Monday, March 26, 2012

The real value of Hadoop

I speak to a lot of customers and a common question is, “why do I need Hadoop?”. There are commonly additional components to the question like “I already have a data warehouse” or “I have lots of databases, what is one more “. And while these questions are valid and no IT department wants to continually add tools without understanding the value they will add; Apache Hadoop is for a very different set of uses then traditional relational databases, or specialized solutions like data warehouses. When I speak to these customers, most have heard of Hadoop, it is a very overly used buzz word these days, and they want to understand not only where Hadoop fits in their environment (if it does), but if it overlaps with tools or technology they already have.

There are already a multitude of tools on the market that store data, allow it to be accessed and allow for modeling and business intelligence tools to make sense of it. These tools come in the form of relational databases, modeling tools, network attached storage (NAS) and data warehouse appliances just to name a few. Within this set, each tool is good for specific use cases.

Relational databases are excellent for ensuring data integrity, while balancing read and write and ensuring consistent, high speed access. Today’s relational databases scale quite well for structured data. Relational databases are difficult to optimize for highly read biased environments and struggle to contain large amounts of unstructured data because of the schema that must be defined prior to data insert or use.

NAS offerings are great as a low cost, generally accessible location for putting files and data that does not easily fit in a relational database because of size or format. NAS devices are easy to manage, but are focused on storage of information, not deriving value from using that information.

At the core, Hadoop’s value is its ability to combine storage and analysis of data into a single software stack. This tight coupling allows for a broad range of information types and formats to be stored and analyzed by the same set of tools. Hadoop’s core capabilities, and value to an organization are:

Flexibility – Hadoop has no predefined schema for the data it stores, this allows any type of information, regardless of format or data type to be stored. That data is stored in a single, uniform way, allowing for a wide variety of tools to access it through the same interface.
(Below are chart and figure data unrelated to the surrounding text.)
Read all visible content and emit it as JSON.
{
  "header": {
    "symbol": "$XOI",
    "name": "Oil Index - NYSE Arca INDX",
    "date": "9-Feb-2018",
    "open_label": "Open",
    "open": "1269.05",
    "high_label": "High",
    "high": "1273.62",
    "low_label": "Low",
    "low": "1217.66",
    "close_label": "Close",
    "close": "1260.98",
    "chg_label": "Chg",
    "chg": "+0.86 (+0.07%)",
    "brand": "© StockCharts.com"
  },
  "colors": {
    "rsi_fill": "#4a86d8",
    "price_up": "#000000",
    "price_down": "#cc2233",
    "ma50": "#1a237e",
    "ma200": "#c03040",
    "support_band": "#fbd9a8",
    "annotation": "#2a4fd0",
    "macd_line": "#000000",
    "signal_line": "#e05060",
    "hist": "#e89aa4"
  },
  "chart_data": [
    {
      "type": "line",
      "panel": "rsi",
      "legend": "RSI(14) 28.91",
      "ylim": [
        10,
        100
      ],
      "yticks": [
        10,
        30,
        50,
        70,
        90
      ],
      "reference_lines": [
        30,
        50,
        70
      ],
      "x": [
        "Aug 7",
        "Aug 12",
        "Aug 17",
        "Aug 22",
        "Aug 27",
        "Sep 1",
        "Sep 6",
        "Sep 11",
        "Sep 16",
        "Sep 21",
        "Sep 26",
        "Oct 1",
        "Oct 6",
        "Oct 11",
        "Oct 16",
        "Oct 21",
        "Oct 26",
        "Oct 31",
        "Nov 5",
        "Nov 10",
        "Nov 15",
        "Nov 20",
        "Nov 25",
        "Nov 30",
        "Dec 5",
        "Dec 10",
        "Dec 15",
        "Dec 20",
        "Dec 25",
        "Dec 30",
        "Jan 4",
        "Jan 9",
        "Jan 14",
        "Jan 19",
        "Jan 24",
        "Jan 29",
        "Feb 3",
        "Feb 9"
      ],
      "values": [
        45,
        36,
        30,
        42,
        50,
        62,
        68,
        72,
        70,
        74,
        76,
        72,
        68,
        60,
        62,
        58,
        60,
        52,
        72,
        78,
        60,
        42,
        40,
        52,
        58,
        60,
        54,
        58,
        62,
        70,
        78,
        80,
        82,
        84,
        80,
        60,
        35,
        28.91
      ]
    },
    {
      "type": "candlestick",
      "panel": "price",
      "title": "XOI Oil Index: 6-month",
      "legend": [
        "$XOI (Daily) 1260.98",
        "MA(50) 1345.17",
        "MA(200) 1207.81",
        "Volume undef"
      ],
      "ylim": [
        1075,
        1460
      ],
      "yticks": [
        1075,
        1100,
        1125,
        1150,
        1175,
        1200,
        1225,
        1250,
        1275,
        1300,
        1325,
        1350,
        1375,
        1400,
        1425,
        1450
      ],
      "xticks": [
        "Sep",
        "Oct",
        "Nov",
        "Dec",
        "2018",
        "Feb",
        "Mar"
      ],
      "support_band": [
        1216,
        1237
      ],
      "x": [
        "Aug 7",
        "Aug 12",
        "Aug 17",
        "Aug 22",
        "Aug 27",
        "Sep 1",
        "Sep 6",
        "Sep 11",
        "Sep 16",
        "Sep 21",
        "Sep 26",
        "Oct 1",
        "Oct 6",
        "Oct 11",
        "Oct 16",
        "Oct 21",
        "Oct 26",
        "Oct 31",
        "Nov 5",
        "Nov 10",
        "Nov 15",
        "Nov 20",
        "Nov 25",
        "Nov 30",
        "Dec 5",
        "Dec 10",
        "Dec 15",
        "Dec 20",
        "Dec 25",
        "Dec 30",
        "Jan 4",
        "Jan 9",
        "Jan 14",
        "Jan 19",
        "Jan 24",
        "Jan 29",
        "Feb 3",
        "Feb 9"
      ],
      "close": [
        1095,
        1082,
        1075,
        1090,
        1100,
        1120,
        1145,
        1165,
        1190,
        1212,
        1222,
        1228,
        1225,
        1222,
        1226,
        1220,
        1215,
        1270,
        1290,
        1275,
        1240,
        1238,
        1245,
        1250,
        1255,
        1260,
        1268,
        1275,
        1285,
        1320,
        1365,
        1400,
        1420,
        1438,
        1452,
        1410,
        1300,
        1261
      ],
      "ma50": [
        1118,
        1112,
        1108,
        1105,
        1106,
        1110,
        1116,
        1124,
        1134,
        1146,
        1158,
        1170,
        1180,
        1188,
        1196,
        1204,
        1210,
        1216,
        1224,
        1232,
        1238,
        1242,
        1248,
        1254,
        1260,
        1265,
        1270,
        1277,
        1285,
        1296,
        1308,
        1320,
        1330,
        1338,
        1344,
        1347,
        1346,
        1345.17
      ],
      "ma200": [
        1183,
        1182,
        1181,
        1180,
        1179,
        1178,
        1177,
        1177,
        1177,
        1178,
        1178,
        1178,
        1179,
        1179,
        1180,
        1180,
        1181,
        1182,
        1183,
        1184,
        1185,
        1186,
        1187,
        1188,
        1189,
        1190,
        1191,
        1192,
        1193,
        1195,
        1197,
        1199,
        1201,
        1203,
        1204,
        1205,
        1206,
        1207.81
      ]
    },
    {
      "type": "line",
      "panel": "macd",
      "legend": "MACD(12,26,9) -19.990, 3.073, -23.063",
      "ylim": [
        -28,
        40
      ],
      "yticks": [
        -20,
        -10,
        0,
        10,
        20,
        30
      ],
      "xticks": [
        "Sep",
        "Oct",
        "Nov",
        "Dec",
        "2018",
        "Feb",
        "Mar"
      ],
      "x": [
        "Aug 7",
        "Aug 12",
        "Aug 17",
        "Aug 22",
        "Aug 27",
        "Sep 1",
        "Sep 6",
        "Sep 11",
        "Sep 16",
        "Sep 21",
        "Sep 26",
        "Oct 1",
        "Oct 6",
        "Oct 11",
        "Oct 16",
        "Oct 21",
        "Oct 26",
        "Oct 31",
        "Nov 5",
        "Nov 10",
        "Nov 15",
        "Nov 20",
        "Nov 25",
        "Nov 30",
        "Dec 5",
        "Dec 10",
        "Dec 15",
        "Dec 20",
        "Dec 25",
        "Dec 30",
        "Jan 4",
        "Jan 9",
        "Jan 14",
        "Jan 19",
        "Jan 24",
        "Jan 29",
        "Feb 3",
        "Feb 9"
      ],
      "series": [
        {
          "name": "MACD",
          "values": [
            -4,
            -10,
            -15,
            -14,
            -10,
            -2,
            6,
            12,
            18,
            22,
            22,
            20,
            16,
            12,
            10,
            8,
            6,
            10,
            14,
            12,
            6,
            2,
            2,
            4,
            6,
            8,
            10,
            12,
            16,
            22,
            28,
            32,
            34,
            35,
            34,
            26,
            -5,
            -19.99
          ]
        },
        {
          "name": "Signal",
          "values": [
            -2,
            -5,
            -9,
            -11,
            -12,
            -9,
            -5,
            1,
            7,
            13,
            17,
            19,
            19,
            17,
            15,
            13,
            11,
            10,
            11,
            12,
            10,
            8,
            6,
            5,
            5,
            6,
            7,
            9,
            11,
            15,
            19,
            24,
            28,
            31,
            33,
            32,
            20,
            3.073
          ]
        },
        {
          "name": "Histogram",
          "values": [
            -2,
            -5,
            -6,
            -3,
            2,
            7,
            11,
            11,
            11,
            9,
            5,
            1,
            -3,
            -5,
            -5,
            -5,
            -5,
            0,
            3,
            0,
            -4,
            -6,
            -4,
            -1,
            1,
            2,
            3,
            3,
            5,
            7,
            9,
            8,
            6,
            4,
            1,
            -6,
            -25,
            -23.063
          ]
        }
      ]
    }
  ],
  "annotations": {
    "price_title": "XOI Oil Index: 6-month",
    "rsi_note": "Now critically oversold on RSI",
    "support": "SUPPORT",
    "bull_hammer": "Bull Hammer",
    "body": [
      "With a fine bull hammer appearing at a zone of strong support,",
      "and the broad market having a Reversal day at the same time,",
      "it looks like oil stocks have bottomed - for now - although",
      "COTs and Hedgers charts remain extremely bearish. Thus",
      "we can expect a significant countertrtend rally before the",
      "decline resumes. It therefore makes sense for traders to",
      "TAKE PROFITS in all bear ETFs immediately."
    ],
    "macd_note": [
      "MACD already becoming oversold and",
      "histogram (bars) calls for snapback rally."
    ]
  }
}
This enables reporting and analysis across different types of data, without the need for different tools.

Community Adoption – Hadoop has become widely adopted by both the open source community, and a broad range of commercial software firms. This uniform adoption enables customers to utilize Hadoop for storing their data, while running a variety of tools in conjunction with Hadoop for data analysis, consumption and presentation.

Independent Scaling – Hadoop’s distributed architecture allows operations staff to independently scale the compute and capacity based on business needs. Because of the flexibility of the Hadoop architecture, you can add the necessary ratio of disk spindles and CPUs to match your workload and business growth.

Hadoop is powerful tool that enables enterprise to store and understand volumes and types of information never before possible. Hadoop enables a variety of information types to be stored and analyzed from a single interface, while providing a strong ecosystem of tools to simplify deployment, ease adoption and enable end users to consume the growing data volumes being stored in Hadoop environments.